Is it better to do small, more frequent writes or less, bigger writes?

51 Views Asked by At

I am using python to develop a json parser. The idea is to write a json that holds a specific token ($$INSERT_VAR$$) Since this is only a single token whose value(s) I obtain through a command, I think this could be a great enviroment to learn multiprocessing in python.

My idea is a parent process that reads from the input file to append variables to json, launching a child process running the command that obtains the values that have to be written, when a child finishes (SIGCHLD) handle the appropiate data recollection from the (correct) child through a pipe and keep on with the main read loop.

So my first issue on design is data insertion into a file. Since this is basically not possible, my thought is to approach text writes to the resulting file while there isnt a child fetching values, and storing in a variable the text after a token. Which would then append it to the result obtained and writes it wholly to file.

My question would be: Which is better?

  • Doing more, smaller reads to obtain text character by character
  • Doing less frequent, large reads (i.e.: a line or N ammount of characters) which then the parent processes.

I personally am leaning towards the second one, but I would like to know if there are any advantages and/or inconveniences to my approach.

2

There are 2 best solutions below

0
jwal On

The right size is system dependent, however one character at a time will be the slowest everywhere.

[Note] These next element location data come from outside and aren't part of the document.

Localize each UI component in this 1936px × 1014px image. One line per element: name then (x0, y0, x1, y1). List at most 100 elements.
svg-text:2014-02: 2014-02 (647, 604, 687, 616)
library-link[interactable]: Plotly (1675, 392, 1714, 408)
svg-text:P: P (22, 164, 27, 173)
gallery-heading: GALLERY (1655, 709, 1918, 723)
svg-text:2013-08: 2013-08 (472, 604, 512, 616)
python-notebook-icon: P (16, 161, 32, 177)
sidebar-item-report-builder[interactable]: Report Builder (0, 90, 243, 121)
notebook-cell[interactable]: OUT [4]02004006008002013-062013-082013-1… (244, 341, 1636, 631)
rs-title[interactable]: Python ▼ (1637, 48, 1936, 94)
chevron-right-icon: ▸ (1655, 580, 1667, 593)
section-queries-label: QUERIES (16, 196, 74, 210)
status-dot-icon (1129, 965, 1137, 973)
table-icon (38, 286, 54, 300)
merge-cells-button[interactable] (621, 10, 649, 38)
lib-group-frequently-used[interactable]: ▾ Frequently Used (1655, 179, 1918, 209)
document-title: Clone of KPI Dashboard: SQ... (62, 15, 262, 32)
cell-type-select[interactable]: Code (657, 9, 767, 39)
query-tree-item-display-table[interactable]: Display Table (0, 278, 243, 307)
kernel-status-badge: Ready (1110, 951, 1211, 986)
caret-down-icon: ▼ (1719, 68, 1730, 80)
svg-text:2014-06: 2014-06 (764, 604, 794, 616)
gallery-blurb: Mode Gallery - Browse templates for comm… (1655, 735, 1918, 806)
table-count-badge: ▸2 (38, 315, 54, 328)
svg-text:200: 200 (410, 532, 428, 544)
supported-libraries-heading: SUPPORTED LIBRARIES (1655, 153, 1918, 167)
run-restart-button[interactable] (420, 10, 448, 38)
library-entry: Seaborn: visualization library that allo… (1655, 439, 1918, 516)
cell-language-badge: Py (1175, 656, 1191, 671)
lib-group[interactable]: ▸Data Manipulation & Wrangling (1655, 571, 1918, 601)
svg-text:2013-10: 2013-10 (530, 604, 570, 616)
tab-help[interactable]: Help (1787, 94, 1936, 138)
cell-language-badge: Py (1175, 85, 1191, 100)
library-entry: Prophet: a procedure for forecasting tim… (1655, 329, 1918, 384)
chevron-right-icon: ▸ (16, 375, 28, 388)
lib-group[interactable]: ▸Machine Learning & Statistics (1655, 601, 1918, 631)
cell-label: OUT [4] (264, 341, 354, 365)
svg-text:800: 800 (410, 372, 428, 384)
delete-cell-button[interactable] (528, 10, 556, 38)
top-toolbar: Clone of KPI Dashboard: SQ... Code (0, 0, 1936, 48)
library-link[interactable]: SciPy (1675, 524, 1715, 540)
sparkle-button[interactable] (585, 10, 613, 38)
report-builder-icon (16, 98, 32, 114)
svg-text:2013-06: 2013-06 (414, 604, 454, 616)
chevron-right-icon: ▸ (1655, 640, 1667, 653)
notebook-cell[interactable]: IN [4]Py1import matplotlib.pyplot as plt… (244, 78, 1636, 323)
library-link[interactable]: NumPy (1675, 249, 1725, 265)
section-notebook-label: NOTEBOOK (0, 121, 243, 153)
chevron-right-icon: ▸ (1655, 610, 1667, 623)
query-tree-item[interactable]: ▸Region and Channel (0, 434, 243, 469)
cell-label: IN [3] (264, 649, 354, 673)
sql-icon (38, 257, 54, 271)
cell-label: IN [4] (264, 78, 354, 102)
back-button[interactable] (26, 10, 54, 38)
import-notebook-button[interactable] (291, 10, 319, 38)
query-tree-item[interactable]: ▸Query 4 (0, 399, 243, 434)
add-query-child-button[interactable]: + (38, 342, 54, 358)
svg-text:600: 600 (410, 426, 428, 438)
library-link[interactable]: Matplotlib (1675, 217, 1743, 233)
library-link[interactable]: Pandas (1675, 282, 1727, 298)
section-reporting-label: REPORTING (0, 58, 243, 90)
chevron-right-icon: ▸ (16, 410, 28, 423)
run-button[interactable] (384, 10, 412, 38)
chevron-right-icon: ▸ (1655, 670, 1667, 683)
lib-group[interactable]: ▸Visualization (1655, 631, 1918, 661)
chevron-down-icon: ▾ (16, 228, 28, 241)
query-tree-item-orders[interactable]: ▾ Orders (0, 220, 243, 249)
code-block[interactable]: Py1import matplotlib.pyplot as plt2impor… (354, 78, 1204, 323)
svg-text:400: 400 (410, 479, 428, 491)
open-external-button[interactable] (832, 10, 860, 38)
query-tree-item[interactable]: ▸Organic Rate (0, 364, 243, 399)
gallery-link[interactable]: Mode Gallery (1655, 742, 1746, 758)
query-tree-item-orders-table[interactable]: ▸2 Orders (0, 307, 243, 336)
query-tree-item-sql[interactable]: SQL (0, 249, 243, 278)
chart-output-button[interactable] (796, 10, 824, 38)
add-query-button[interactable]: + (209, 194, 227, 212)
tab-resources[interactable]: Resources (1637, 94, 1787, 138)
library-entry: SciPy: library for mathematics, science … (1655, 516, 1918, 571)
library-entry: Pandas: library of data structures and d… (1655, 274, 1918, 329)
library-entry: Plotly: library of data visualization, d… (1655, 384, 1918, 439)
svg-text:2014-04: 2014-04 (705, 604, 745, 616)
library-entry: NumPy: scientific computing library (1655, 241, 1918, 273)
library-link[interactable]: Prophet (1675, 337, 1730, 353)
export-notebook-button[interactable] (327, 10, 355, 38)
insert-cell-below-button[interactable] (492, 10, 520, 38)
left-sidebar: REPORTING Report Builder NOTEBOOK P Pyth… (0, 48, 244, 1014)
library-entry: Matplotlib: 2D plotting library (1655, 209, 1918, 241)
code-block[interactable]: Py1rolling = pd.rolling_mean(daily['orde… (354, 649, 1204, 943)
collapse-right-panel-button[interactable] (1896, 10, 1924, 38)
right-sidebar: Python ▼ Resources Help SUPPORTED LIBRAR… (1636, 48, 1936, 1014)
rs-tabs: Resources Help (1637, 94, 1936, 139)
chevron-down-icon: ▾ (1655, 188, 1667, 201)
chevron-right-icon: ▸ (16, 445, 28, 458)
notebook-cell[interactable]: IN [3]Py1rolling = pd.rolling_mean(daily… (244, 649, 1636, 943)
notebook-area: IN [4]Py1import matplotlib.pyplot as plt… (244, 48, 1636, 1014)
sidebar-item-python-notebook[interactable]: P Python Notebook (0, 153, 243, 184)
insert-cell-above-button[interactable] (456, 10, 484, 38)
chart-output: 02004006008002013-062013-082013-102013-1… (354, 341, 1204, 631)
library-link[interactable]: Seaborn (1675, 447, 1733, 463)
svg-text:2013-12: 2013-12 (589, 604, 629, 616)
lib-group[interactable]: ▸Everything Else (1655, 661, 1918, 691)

The following is a bit rough but might be a useful starting point. This implements enough of the methods to behave like a file and act as an interface between your file reading code and the actual file. You can expand the line.replace with something a bit more general.

a_text_file.txt

Hello $$INSERT_VAR$$
Voila

script.py

class VarReplace():
    def __init__(self, filename):
        self.fn = filename
        self.fh = None
        self.buffer = ''

    def __enter__(self):
        if self.fn is not None:
            self.fh = open(self.fn, 'r')
        return self

    def __exit__(self, _type, _value, _tb):
        if self.fn is not None:
            self.fh.close()

    def read(self, size):
        eof = False
        while self.fn is not None and not eof and len(self.buffer) < size:
            # translation between a chunk-size view of the file and a view
            # of the file based on lines. Removes the possibility of splitting
            # your replace string.
            line = self.fh.readline()
            if line == '':
                eof = True
            else:
                line = line.replace('$$INSERT_VAR$$', 'Bob')
            self.buffer += line
        if len(self.buffer) > size:
            chunk = self.buffer[:size]
            self.buffer = self.buffer[size:]
        else:
            chunk = self.buffer
            self.buffer = ''
        return chunk

file = 'a_text_file.txt'
with VarReplace(file) as stream:
    print(stream.read(8192))

When you run this the output is ...

Hello Bob
Voila
0
Karim Baidar On

In general, doing less frequent, large reads is usually more efficient than doing more, smaller reads. This is because reading from a file involves some overhead, such as moving the file pointer and accessing the disk. By reading larger chunks of data at once, you can reduce the number of times you need to access the disk and therefore improve the performance of your program.

However, the best approach for your specific use case may depend on the structure of your input file and the way you need to process the data. If your input file is well-structured and you can easily determine where to split the data into chunks, then doing large reads may be a good approach. On the other hand, if your input file is not well-structured or if you need to do more complex processing on the data, then doing smaller reads may be easier to implement.